Central to this project are the words of Eliot's poetry, how they work and to what effect. Donoghue takes his title from Yeats's lyric "The Song of the Happy Shepherd." That short poem begins, "The woods of Arcady are dead, / And over is their antique joy." The poetic homeland of Arcady is now, in effect, a wasteland. The last line reads, "Words alone are certain good."
The shepherd may believe this, at least for the joyful moment of his song. But neither Eliot nor Donoghue believes that "words alone are certain good." As Donoghue shows through his explication of Eliot's poetry, words are indeed one way towards certain good, but it is a difficult way. The order of words, slippery as they are, may reflect or point toward an order beyond words.
Donoghue is an extraordinarily good reader of Eliot's words, and here his reader wishes to cry out, "Yes, attentiveness is all!" Consider what he does with ten very familiar lines from the 1925 poem "The Hollow Men":
Eyes I dare not meet in dreams
In death's dream kingdom
These do not appear:
There, the eyes are
Sunlight on a broken column
There, is a tree swinging
And voices are
In the wind's singing
More distant and more solemn
Than a fading star.
Donoghue aptly comments that Eliot's words here "remain as bizarre as Mallarme's." But then he goes to work. "The authority of these lines is so unquestionable, yet so irregular, that commentary seems defeated," he observes. He notes that some have identified "death's dream kingdom" with the lost souls in Canto III of the Inferno. The "eyes that do not appear may be those of Beatrice, prefigured by the sunlight on a broken column.

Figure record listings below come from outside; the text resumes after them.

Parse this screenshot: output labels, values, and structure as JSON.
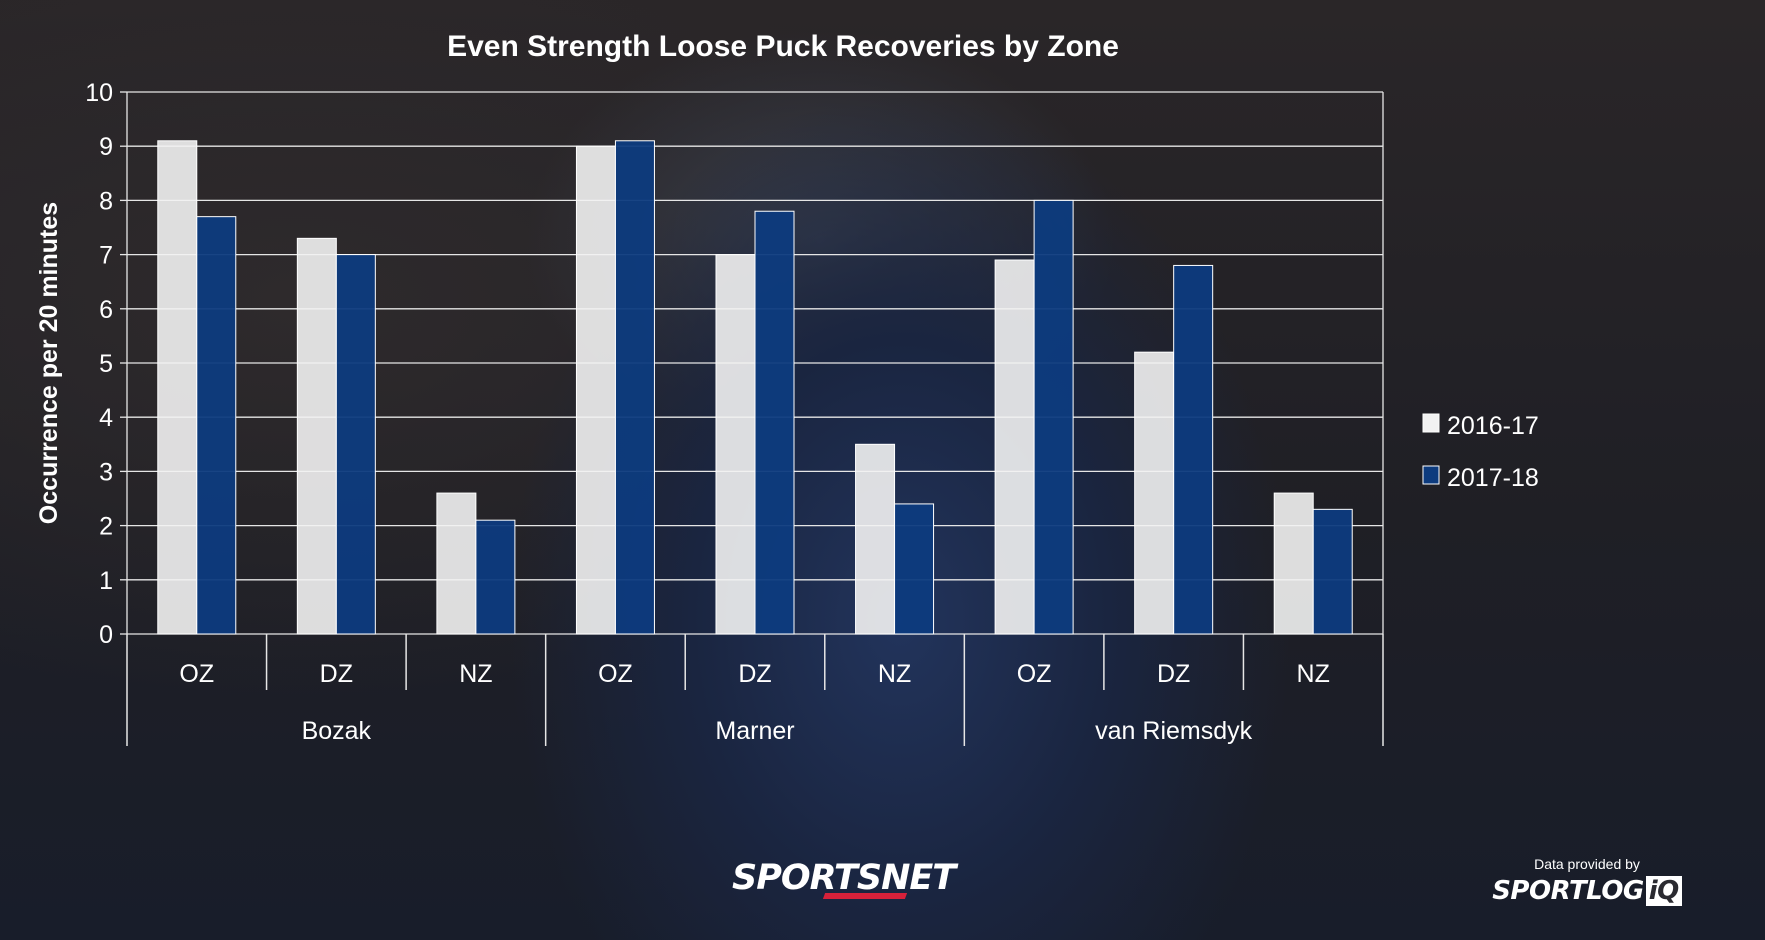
{
  "chart_data": {
    "type": "bar",
    "title": "Even Strength Loose Puck Recoveries by Zone",
    "ylabel": "Occurrence per 20 minutes",
    "ylim": [
      0,
      10
    ],
    "yticks": [
      "0",
      "1",
      "2",
      "3",
      "4",
      "5",
      "6",
      "7",
      "8",
      "9",
      "10"
    ],
    "categories": [
      "OZ",
      "DZ",
      "NZ",
      "OZ",
      "DZ",
      "NZ",
      "OZ",
      "DZ",
      "NZ"
    ],
    "groups": [
      {
        "name": "Bozak",
        "span": 3
      },
      {
        "name": "Marner",
        "span": 3
      },
      {
        "name": "van Riemsdyk",
        "span": 3
      }
    ],
    "series": [
      {
        "name": "2016-17",
        "color": "#f2f2f2",
        "values": [
          9.1,
          7.3,
          2.6,
          9.0,
          7.0,
          3.5,
          6.9,
          5.2,
          2.6
        ]
      },
      {
        "name": "2017-18",
        "color": "#0d3b7e",
        "values": [
          7.7,
          7.0,
          2.1,
          9.1,
          7.8,
          2.4,
          8.0,
          6.8,
          2.3
        ]
      }
    ],
    "grid": true,
    "legend": "right"
  },
  "branding": {
    "sportsnet": "SPORTSNET",
    "credit": "Data provided by",
    "sportlogiq_main": "SPORTLOG",
    "sportlogiq_tail": "iQ"
  }
}
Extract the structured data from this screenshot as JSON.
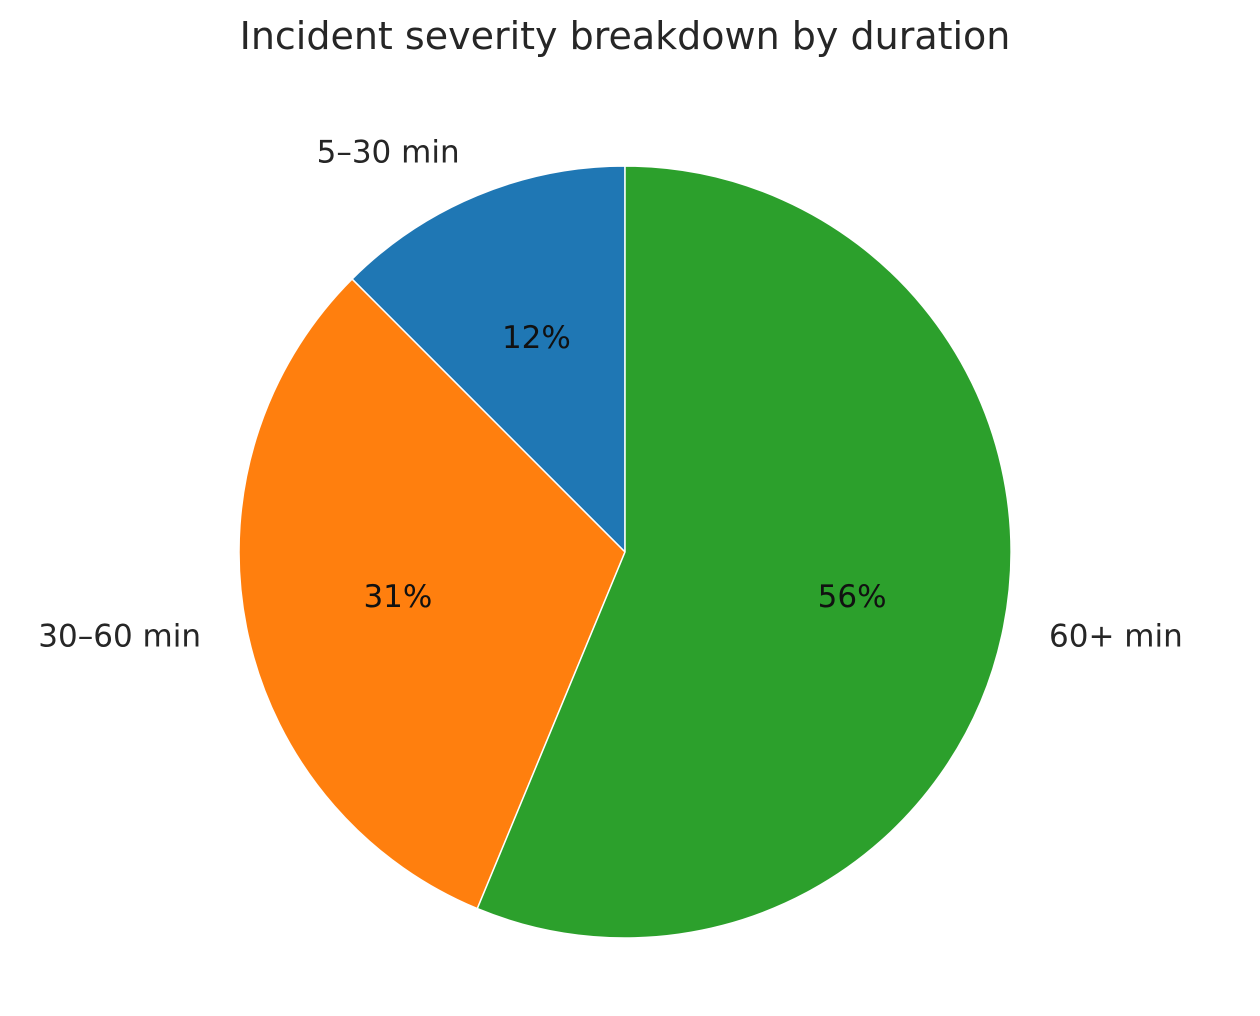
{
  "chart_data": {
    "type": "pie",
    "title": "Incident severity breakdown by duration",
    "slices": [
      {
        "label": "5–30 min",
        "value": 12.5,
        "pct_label": "12%",
        "color": "#1f77b4"
      },
      {
        "label": "30–60 min",
        "value": 31.25,
        "pct_label": "31%",
        "color": "#ff7f0e"
      },
      {
        "label": "60+ min",
        "value": 56.25,
        "pct_label": "56%",
        "color": "#2ca02c"
      }
    ],
    "start_angle_deg": 90,
    "direction": "counterclockwise",
    "legend": "none"
  }
}
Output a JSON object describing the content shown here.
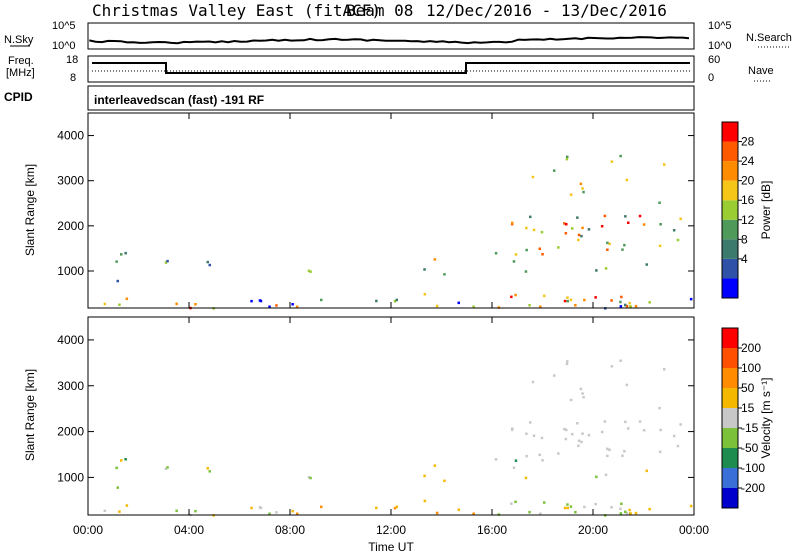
{
  "header": {
    "station": "Christmas Valley East (fitACF)",
    "beam": "Beam 08",
    "dates": "12/Dec/2016 - 13/Dec/2016"
  },
  "panels": {
    "nsky_label": "N.Sky",
    "nsky_ticks": [
      "10^5",
      "10^0"
    ],
    "nsearch_label": "N.Search",
    "nsearch_ticks": [
      "10^5",
      "10^0"
    ],
    "freq_label_1": "Freq.",
    "freq_label_2": "[MHz]",
    "freq_ticks": [
      "18",
      "8"
    ],
    "nave_label": "Nave",
    "nave_ticks": [
      "60",
      "0"
    ],
    "cpid_label": "CPID",
    "cpid_value": "interleavedscan (fast) -191 RF"
  },
  "colors": {
    "power_scale": [
      "#0000ff",
      "#2f52a8",
      "#3d7a6e",
      "#4f9a5a",
      "#9acd32",
      "#f5c518",
      "#ff8c00",
      "#ff5a00",
      "#ff0000"
    ],
    "velocity_scale": [
      "#0000cd",
      "#3a6fd8",
      "#1e8c4e",
      "#7bc23a",
      "#c8c8c8",
      "#f5b800",
      "#ff8c00",
      "#ff5000",
      "#ff0000"
    ]
  },
  "chart_data": [
    {
      "type": "heatmap",
      "name": "Power",
      "ylabel": "Slant Range [km]",
      "yticks": [
        "4000",
        "3000",
        "2000",
        "1000"
      ],
      "ylim": [
        180,
        4500
      ],
      "colorbar_label": "Power [dB]",
      "colorbar_ticks": [
        "28",
        "24",
        "20",
        "16",
        "12",
        "8",
        "4"
      ],
      "colorbar_range": [
        0,
        30
      ]
    },
    {
      "type": "heatmap",
      "name": "Velocity",
      "ylabel": "Slant Range [km]",
      "yticks": [
        "4000",
        "3000",
        "2000",
        "1000"
      ],
      "ylim": [
        180,
        4500
      ],
      "colorbar_label": "Velocity [m s⁻¹]",
      "colorbar_ticks": [
        "200",
        "100",
        "50",
        "15",
        "-15",
        "-50",
        "-100",
        "-200"
      ]
    }
  ],
  "xaxis": {
    "label": "Time UT",
    "ticks": [
      "00:00",
      "04:00",
      "08:00",
      "12:00",
      "16:00",
      "20:00",
      "00:00"
    ]
  }
}
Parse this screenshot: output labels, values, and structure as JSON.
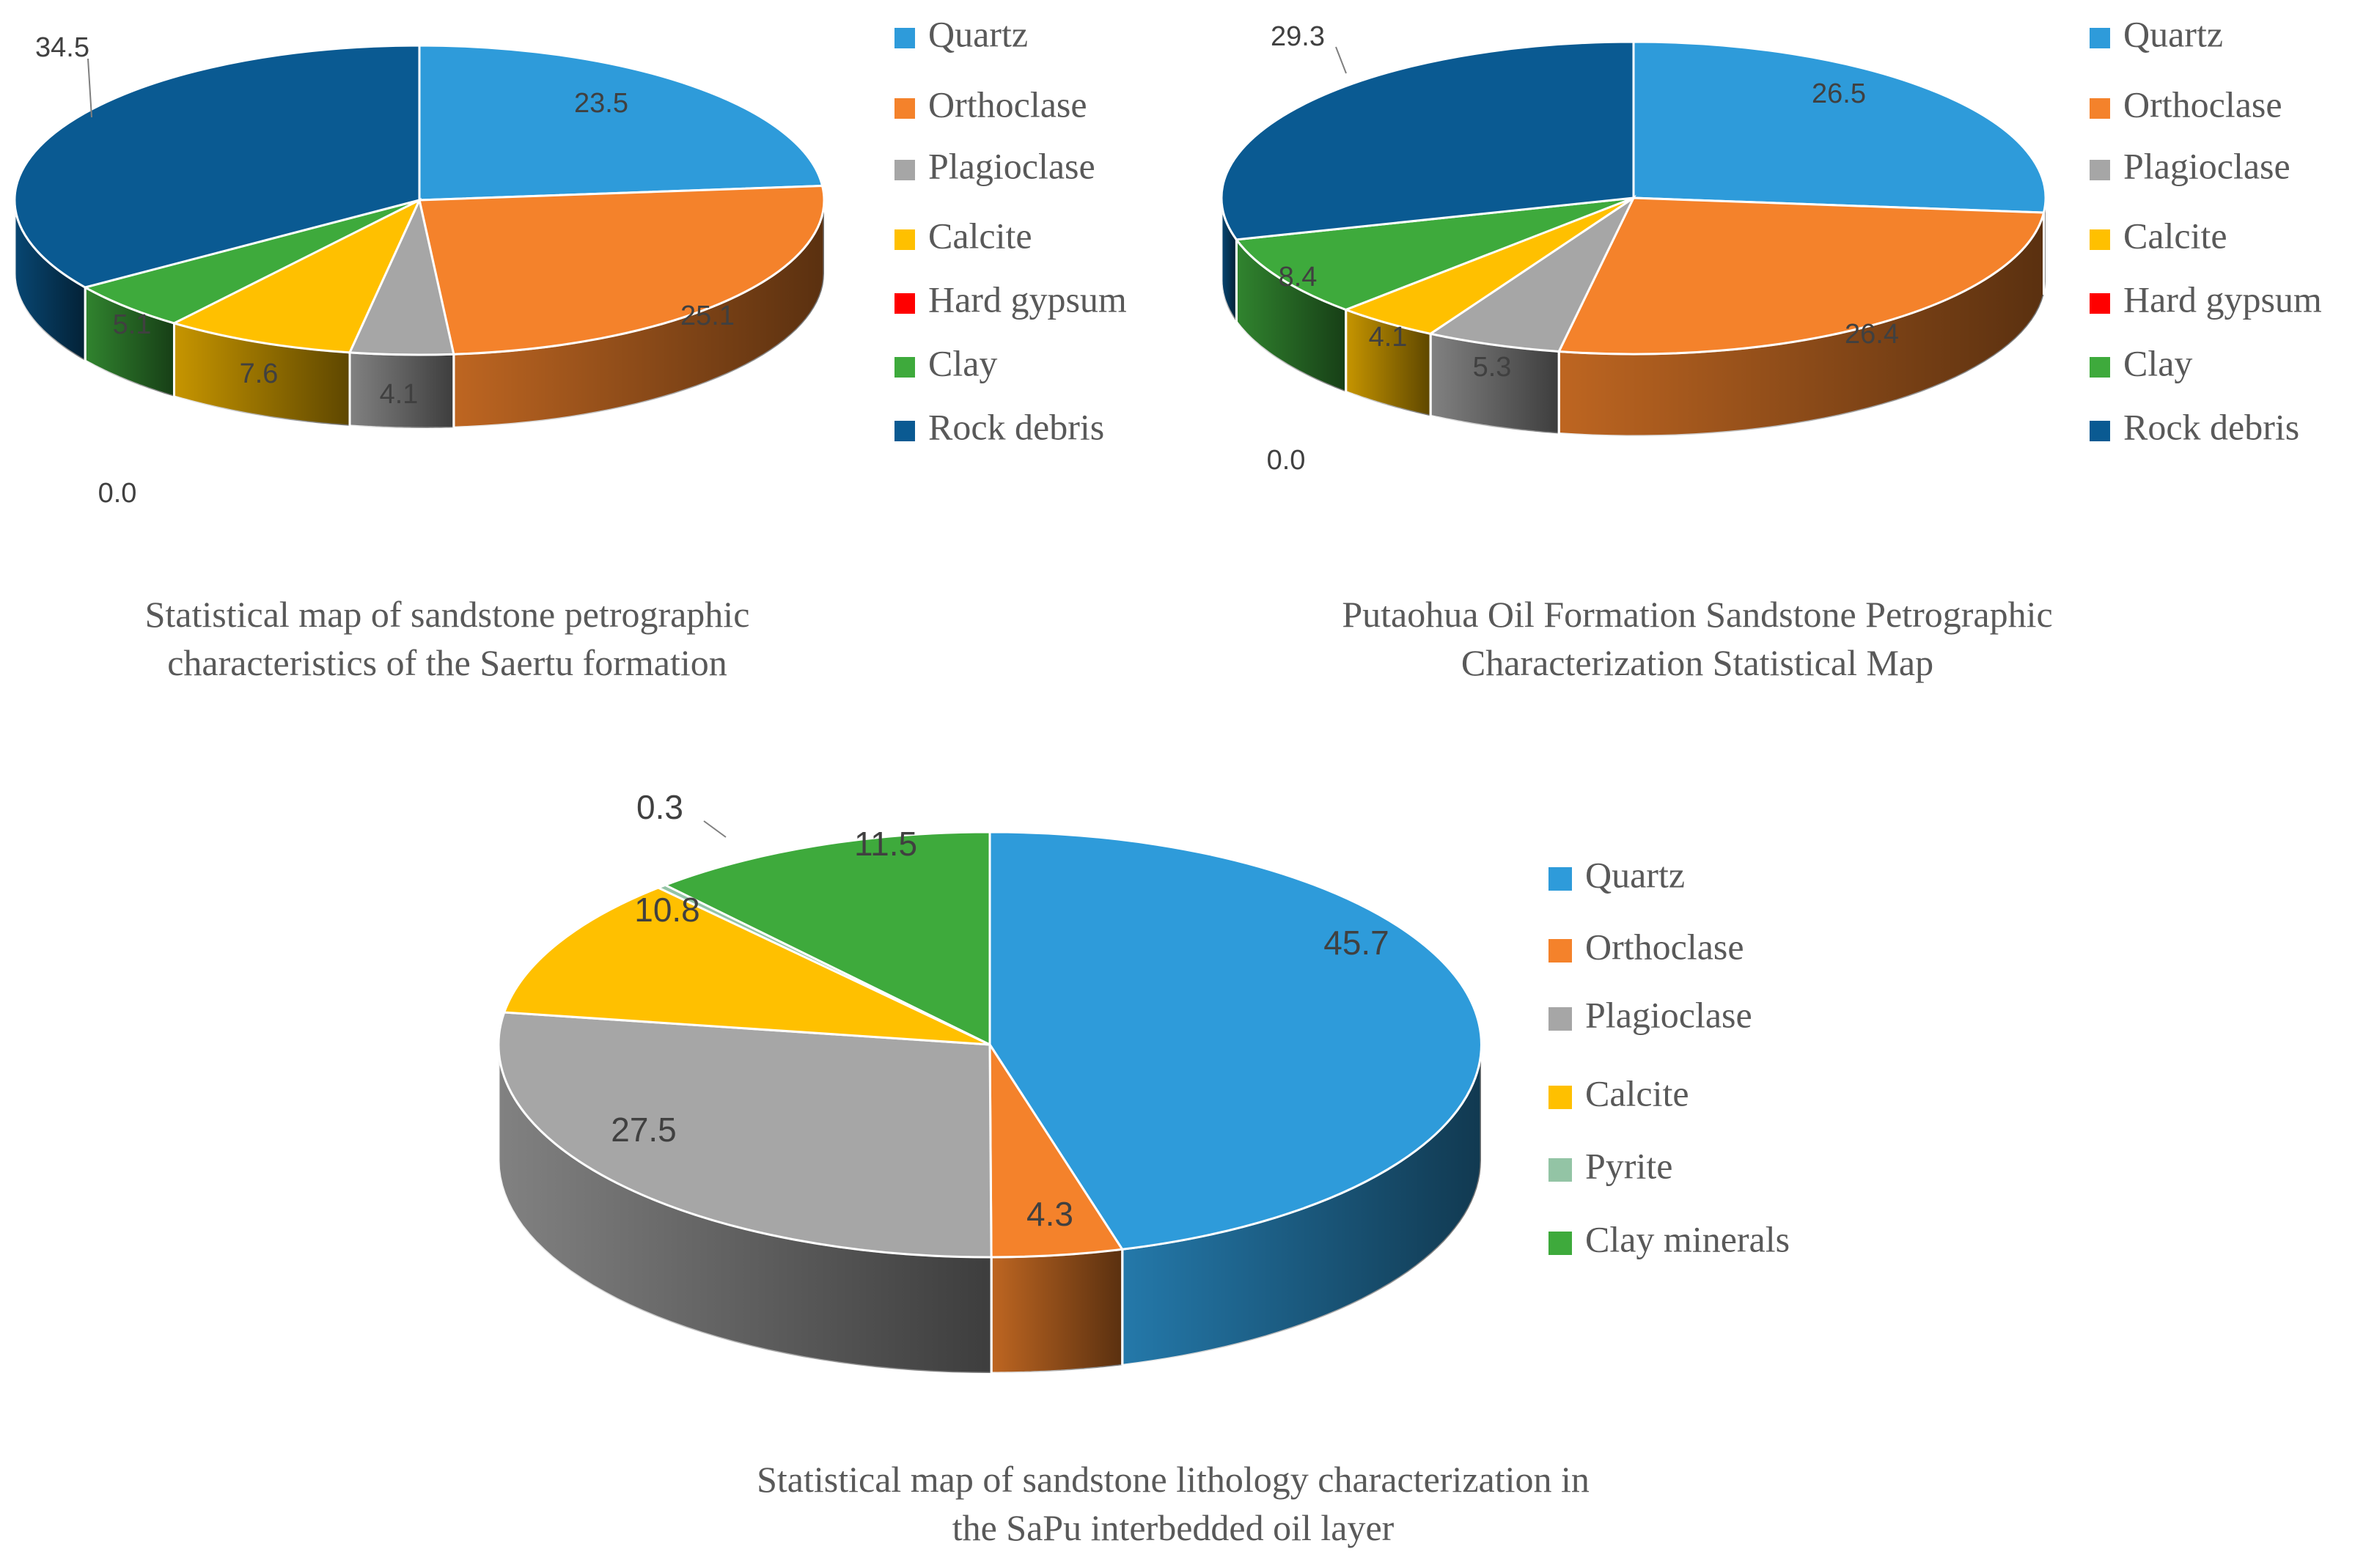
{
  "chart_data": [
    {
      "type": "pie",
      "style": "3d",
      "title": "",
      "caption_lines": [
        "Statistical map of sandstone petrographic",
        "characteristics of the Saertu formation"
      ],
      "categories": [
        "Quartz",
        "Orthoclase",
        "Plagioclase",
        "Calcite",
        "Hard gypsum",
        "Clay",
        "Rock debris"
      ],
      "values": [
        23.5,
        25.1,
        4.1,
        7.6,
        0.0,
        5.1,
        34.5
      ],
      "labels": [
        "23.5",
        "25.1",
        "4.1",
        "7.6",
        "0.0",
        "5.1",
        "34.5"
      ],
      "colors": [
        "#2E9BDA",
        "#F4822B",
        "#A6A6A6",
        "#FFC000",
        "#FF0000",
        "#3EAA3C",
        "#0A5A92"
      ],
      "legend": "right"
    },
    {
      "type": "pie",
      "style": "3d",
      "title": "",
      "caption_lines": [
        "Putaohua Oil Formation Sandstone Petrographic",
        "Characterization Statistical Map"
      ],
      "categories": [
        "Quartz",
        "Orthoclase",
        "Plagioclase",
        "Calcite",
        "Hard gypsum",
        "Clay",
        "Rock debris"
      ],
      "values": [
        26.5,
        26.4,
        5.3,
        4.1,
        0.0,
        8.4,
        29.3
      ],
      "labels": [
        "26.5",
        "26.4",
        "5.3",
        "4.1",
        "0.0",
        "8.4",
        "29.3"
      ],
      "colors": [
        "#2E9BDA",
        "#F4822B",
        "#A6A6A6",
        "#FFC000",
        "#FF0000",
        "#3EAA3C",
        "#0A5A92"
      ],
      "legend": "right"
    },
    {
      "type": "pie",
      "style": "3d",
      "title": "",
      "caption_lines": [
        "Statistical map of sandstone lithology characterization in",
        "the SaPu interbedded oil layer"
      ],
      "categories": [
        "Quartz",
        "Orthoclase",
        "Plagioclase",
        "Calcite",
        "Pyrite",
        "Clay minerals"
      ],
      "values": [
        45.7,
        4.3,
        27.5,
        10.8,
        0.3,
        11.5
      ],
      "labels": [
        "45.7",
        "4.3",
        "27.5",
        "10.8",
        "0.3",
        "11.5"
      ],
      "colors": [
        "#2E9BDA",
        "#F4822B",
        "#A6A6A6",
        "#FFC000",
        "#93C4A5",
        "#3EAA3C"
      ],
      "legend": "right"
    }
  ]
}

If that is true, the passage may enact a moment of will, only incipiently achieved but corresponding to the movement from Inferno through Purgatorio to Paradiso."
Plausible enough. But Donoghue concludes that the authority of the passage is a verbal authority. It has to do with rhymes and slant rhymes that connect "dare" and "appear," "are" and "star," "column" and "solemn," "swinging" and "singing"; the alliteration of "dare" and "death's dream kingdom," "This" and "There"; the repetition of "There" and "Eyes." Such verbal procedures create the authority-impossible to reject-of a kind of incantation.
"That 'eyes are sunlight on a broken column,'" writes Donoghue, "can be true only according to a logic of imagination or association as distinct from a logic of reason . . . The whole effect is of figures seen in a dream in which one state moves into another without syntactical intervention." This is brilliant and convincing. Donoghue says that the "I" in the passage is an unidentifiable pronoun, certainly a defensible view. "I" may be a "hollow man." Perhaps, however, "I" is the pilgrim of The Waste Land, the man who has in his bones the civilization of Europe from Homer through the present, and who here has moved beyond the wasteland.
Donoghue does very well, to be sure, with the great familiar texts. But there are two short poems of Eliot's that he is able to bring forward into major status: the early "La Figlia Che Piange" (The Weeping Girl) and the Ariel poem "Marina." He immensely enriches one's sense of both. He does not-but I am inclined to-associate the emotions of "La Figlia" with Emily Hale, the elegant young Boston woman with whom Eliot began an intense but mysterious relationship around 1912. She reappears at the beginning of "Burnt Norton" and was devastated when Eliot failed to marry her after the death of his first wife Vivienne. He burned her letters to him; his letters to her, more than a thousand, will remain sealed at Princeton until well into the present century.